No entanto, investigações recentes com grandes bancos de dados de países europeus demonstraram uma associação entre procedimentos invasivos não dentários e o subsequente desenvolvimento de endocardite infecciosa (em particular, em pacientes de alto risco com endocardite infecciosa). Isso motivou o desenvolvimento de um documento científico chamando a atenção para o problema.

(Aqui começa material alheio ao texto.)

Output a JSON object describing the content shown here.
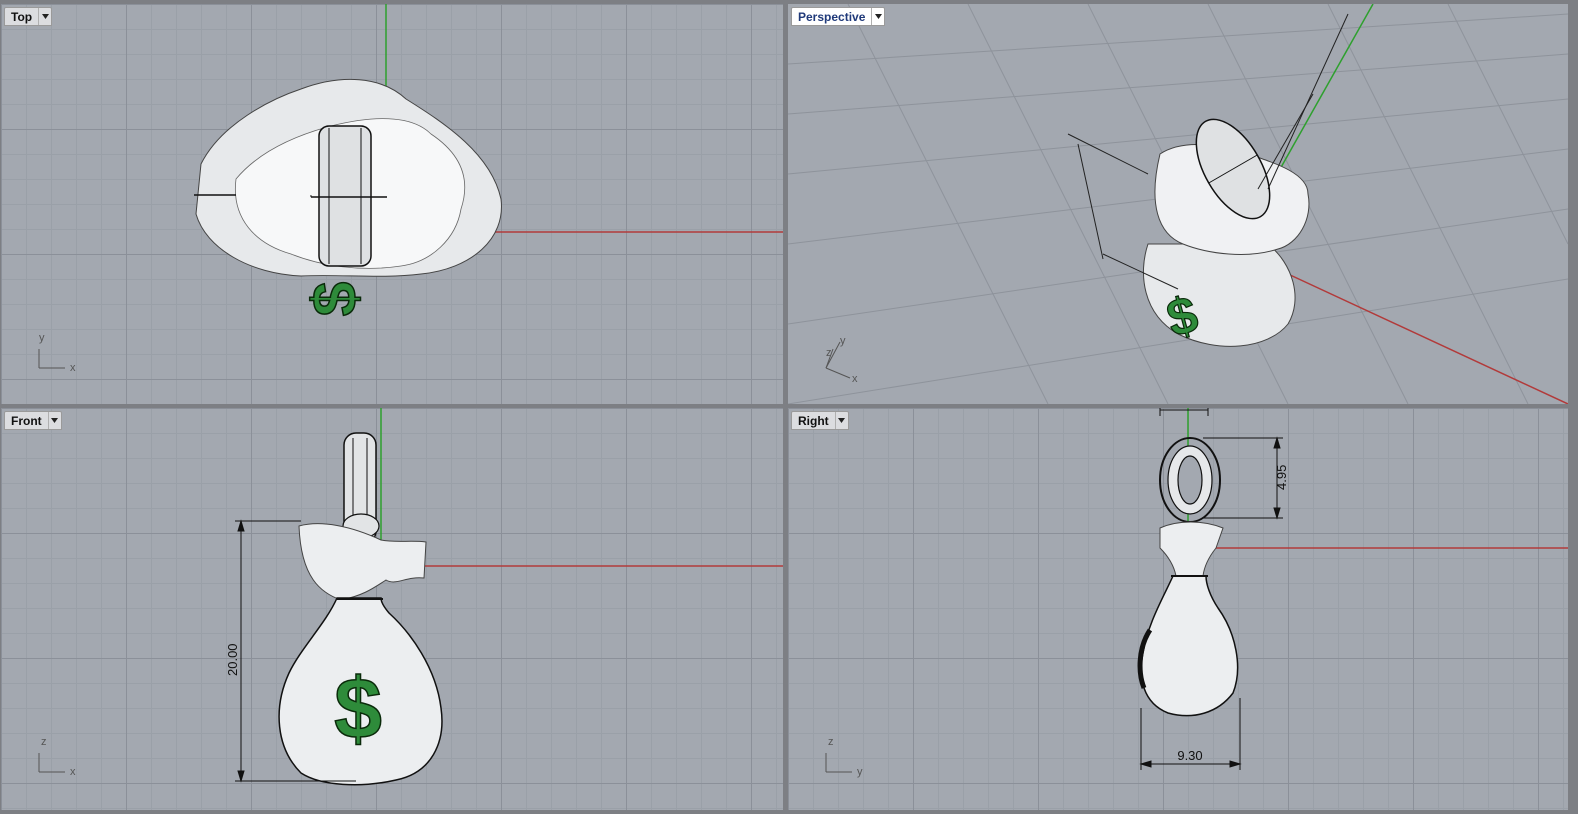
{
  "viewports": {
    "top": {
      "title": "Top",
      "axis_labels": [
        "y",
        "x"
      ]
    },
    "perspective": {
      "title": "Perspective",
      "axis_labels": [
        "z",
        "y",
        "x"
      ]
    },
    "front": {
      "title": "Front",
      "axis_labels": [
        "z",
        "x"
      ]
    },
    "right": {
      "title": "Right",
      "axis_labels": [
        "z",
        "y"
      ]
    }
  },
  "dimensions": {
    "front_height": "20.00",
    "right_loop_height": "4.95",
    "right_width": "9.30"
  },
  "colors": {
    "viewport_bg": "#a3a8b0",
    "x_axis": "#b23a3a",
    "y_axis": "#2ea02e",
    "model": "#eceef0",
    "dollar_sign": "#2e8b3a"
  },
  "icons": {
    "viewport_menu": "chevron-down-icon"
  }
}
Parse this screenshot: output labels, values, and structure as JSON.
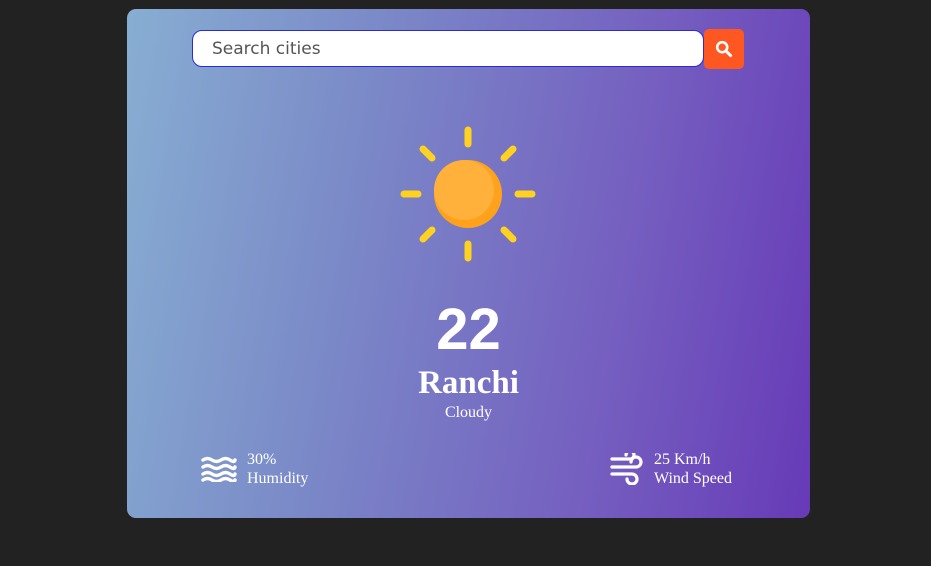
{
  "search": {
    "placeholder": "Search cities",
    "value": ""
  },
  "weather": {
    "icon": "sun-icon",
    "temperature": "22",
    "city": "Ranchi",
    "description": "Cloudy"
  },
  "humidity": {
    "value": "30%",
    "label": "Humidity",
    "icon": "waves-icon"
  },
  "wind": {
    "value": "25 Km/h",
    "label": "Wind Speed",
    "icon": "wind-icon"
  },
  "colors": {
    "background": "#222222",
    "search_button": "#ff5722",
    "sun": "#ffb13b",
    "sun_rays": "#ffd21f",
    "gradient_start": "#87aed2",
    "gradient_end": "#673ab7"
  }
}
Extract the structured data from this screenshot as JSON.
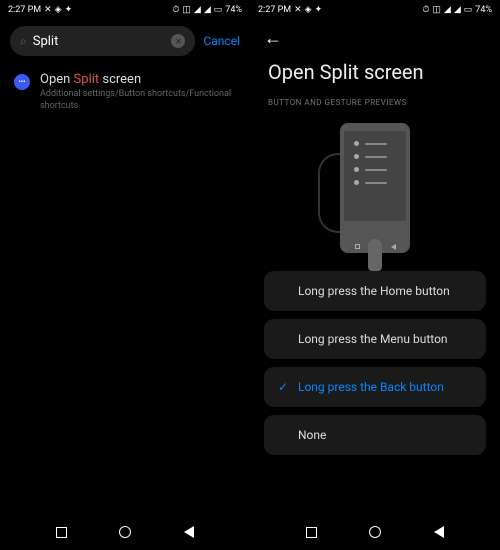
{
  "status": {
    "time": "2:27 PM",
    "battery": "74%",
    "left_icons": [
      "✕",
      "⬛",
      "✦"
    ],
    "right_icons": [
      "⚙",
      "⬛",
      "📶",
      "📶",
      "🔋"
    ]
  },
  "left_screen": {
    "search": {
      "query": "Split",
      "cancel": "Cancel"
    },
    "result": {
      "title_pre": "Open ",
      "title_highlight": "Split",
      "title_post": " screen",
      "path": "Additional settings/Button shortcuts/Functional shortcuts"
    }
  },
  "right_screen": {
    "title": "Open Split screen",
    "section": "BUTTON AND GESTURE PREVIEWS",
    "options": [
      {
        "label": "Long press the Home button",
        "selected": false
      },
      {
        "label": "Long press the Menu button",
        "selected": false
      },
      {
        "label": "Long press the Back button",
        "selected": true
      },
      {
        "label": "None",
        "selected": false
      }
    ]
  }
}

É Necessário Rever Conceitos

O conselho científico da AHA analisou oito estudos que avaliaram o risco de EI após procedimentos invasivos não-dentários (PIND). Duas dessas pesquisas se destacaram e instigaram a necessidade de rever conceitos. Ambos os estudos contaram com dados de grandes coortes internacionais para eliminar preocupações sobre o tamanho inadequado da amostra.

Risco de Endocardite é Elevado Também Após Procedimentos Comuns

As investigações apontaram para um risco aumentado de desenvolvimento de EI em pacientes classificados como de "alto risco para endocardite" após vários procedimentos invasivos não dentários, incluindo implante de dispositivos eletrônicos ​​cardíacos, endoscopia gastrointestinal e broncoscopia. Embora esses estudos tenham algumas limitações, os esforços substanciais foram feitos para excluir a probabilidade de os procedimentos serem realizados como parte do diagnóstico ou tratamento da EI.

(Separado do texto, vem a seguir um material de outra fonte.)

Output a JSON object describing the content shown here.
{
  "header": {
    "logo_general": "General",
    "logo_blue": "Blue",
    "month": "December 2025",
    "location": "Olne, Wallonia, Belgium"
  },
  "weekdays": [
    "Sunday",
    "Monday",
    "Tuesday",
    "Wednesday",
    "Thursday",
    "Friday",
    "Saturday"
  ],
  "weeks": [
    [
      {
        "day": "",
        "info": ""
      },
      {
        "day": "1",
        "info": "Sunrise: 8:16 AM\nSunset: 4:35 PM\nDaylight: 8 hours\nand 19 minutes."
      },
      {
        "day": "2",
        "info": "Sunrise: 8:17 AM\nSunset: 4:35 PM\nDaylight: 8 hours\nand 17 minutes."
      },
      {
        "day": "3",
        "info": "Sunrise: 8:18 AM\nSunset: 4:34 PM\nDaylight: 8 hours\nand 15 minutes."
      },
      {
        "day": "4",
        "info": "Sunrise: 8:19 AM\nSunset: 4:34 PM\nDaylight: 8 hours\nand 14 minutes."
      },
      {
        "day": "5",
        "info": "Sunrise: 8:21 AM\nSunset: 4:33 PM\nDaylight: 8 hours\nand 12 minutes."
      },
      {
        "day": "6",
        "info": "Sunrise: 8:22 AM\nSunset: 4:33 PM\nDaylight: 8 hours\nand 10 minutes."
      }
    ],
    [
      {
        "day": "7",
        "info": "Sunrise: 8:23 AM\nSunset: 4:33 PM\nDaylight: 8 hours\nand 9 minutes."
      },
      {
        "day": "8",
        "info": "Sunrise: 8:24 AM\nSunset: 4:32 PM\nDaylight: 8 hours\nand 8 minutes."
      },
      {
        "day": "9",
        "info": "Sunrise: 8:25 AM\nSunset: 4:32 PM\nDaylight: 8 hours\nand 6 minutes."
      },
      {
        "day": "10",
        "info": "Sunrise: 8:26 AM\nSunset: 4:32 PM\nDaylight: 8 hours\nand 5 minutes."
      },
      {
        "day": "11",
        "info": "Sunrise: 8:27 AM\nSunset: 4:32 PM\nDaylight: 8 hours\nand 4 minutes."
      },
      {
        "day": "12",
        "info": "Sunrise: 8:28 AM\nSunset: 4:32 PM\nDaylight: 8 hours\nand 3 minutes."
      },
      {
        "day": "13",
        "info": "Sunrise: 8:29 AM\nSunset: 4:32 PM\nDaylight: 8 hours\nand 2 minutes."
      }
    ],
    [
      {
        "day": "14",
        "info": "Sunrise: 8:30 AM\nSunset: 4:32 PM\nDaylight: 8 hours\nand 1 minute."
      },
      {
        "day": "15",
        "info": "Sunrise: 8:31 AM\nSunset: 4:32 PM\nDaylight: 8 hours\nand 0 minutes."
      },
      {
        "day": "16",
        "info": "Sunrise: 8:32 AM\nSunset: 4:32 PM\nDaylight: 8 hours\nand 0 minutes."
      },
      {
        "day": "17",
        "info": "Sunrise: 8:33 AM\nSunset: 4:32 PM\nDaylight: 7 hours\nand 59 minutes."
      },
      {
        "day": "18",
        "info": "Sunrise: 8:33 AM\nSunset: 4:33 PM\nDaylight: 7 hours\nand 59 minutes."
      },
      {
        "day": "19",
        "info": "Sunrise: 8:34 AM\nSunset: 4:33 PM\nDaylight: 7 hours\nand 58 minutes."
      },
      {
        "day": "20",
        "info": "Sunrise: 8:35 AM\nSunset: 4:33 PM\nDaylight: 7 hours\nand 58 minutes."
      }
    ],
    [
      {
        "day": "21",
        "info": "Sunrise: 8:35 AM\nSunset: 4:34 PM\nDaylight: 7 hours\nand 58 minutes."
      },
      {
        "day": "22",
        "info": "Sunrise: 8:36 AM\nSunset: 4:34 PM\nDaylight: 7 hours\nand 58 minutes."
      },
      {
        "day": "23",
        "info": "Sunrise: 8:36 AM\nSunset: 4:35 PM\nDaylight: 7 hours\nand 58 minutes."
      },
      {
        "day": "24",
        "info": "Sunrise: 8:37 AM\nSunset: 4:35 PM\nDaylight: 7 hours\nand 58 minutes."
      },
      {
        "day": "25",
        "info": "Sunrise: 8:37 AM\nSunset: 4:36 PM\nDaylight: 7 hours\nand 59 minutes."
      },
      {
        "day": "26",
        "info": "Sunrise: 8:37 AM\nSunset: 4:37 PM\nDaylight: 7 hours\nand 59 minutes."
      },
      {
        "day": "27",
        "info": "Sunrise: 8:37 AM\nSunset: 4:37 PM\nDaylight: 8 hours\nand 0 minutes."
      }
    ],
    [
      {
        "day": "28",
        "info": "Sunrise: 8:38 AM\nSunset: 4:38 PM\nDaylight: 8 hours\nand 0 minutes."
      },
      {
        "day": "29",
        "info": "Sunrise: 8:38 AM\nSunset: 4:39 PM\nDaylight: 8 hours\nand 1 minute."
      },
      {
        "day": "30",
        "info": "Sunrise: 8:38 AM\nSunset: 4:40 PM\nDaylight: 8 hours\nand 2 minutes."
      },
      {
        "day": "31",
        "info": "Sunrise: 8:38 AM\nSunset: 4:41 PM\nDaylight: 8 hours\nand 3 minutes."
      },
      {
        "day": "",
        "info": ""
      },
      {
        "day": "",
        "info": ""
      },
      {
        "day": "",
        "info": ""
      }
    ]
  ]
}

Implicações na Prática Clínica

Os resultados têm implicações diretas na prática clínica. Primeiramente, destacam a necessidade de educar os médicos sobre o risco potencial que esses procedimentos representam para pacientes com alto risco de EI. Isso se torna especialmente importante em procedimentos que envolvem a inserção repetida ou prolongada de cateteres transcutâneos, onde a atenção meticulosa à esterilidade é crucial. O uso repetido ou de longo prazo de antibióticos para reduzir o risco de EI associado a esses procedimentos é impraticável e tem sido associado à promoção de resistência a antibióticos entre cepas colonizadoras.

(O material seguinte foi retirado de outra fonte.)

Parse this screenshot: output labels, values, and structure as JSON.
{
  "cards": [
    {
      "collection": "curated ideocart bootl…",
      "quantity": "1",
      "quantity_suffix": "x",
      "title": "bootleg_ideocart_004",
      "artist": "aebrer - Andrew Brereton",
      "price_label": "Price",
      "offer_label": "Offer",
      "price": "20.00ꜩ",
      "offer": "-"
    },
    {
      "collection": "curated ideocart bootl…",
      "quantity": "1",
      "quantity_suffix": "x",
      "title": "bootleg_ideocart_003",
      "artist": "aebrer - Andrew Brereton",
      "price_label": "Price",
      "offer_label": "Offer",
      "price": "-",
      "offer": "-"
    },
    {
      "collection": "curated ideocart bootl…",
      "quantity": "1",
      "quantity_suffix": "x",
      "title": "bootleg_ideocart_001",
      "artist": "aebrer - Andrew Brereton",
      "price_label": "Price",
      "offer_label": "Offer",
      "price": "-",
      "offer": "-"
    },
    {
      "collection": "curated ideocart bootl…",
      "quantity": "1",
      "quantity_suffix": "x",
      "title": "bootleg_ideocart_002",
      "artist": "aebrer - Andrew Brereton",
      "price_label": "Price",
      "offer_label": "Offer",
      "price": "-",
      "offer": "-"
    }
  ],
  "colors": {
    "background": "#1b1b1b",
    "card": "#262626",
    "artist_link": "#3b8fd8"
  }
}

Em segundo lugar, a necessidade de alertar médicos sobre a possibilidade de ocorrência de EI em indivíduos de alto risco após procedimentos invasivos não dentários. Esse alerta é importante para garantir o diagnóstico e tratamento mais precoces possíveis de EI em indivíduos de alto risco, a fim de obter resultados de tratamento ótimos. Já que ensaios clínicos randomizados provavelmente não são viáveis, em grande parte devido à baixa incidência de endocardite comparado ao volume de procedimentos realizados no mundo, estudos observacionais de alta qualidade e grande escala são essenciais para ajudar a validar diretrizes relacionadas ao manejo de de pacientes de alto risco de endocardite infecciosa.

Resumindo...

Em resumo, as novas descobertas sugerem que é hora de reavaliar os conselhos sobre a prevenção de endocardite infecciosa, particularmente em pacientes considerados de alto risco.

Para saber mais:

Baddour LM, Janszky I, Thornhill MH, et al; American Heart Association Council on Lifelong Congenital Heart Disease and Heart Health in the Young (Young Hearts) and Council on Cardiovascular and Stroke Nursing. Nondental Invasive Procedures and Risk of Infective Endocarditis: Time for a Revisit: A Science Advisory From the American Heart Association. Circulation. 2023 Oct 5. doi: 10.1161/CIR.0000000000001180. Epub ahead of print.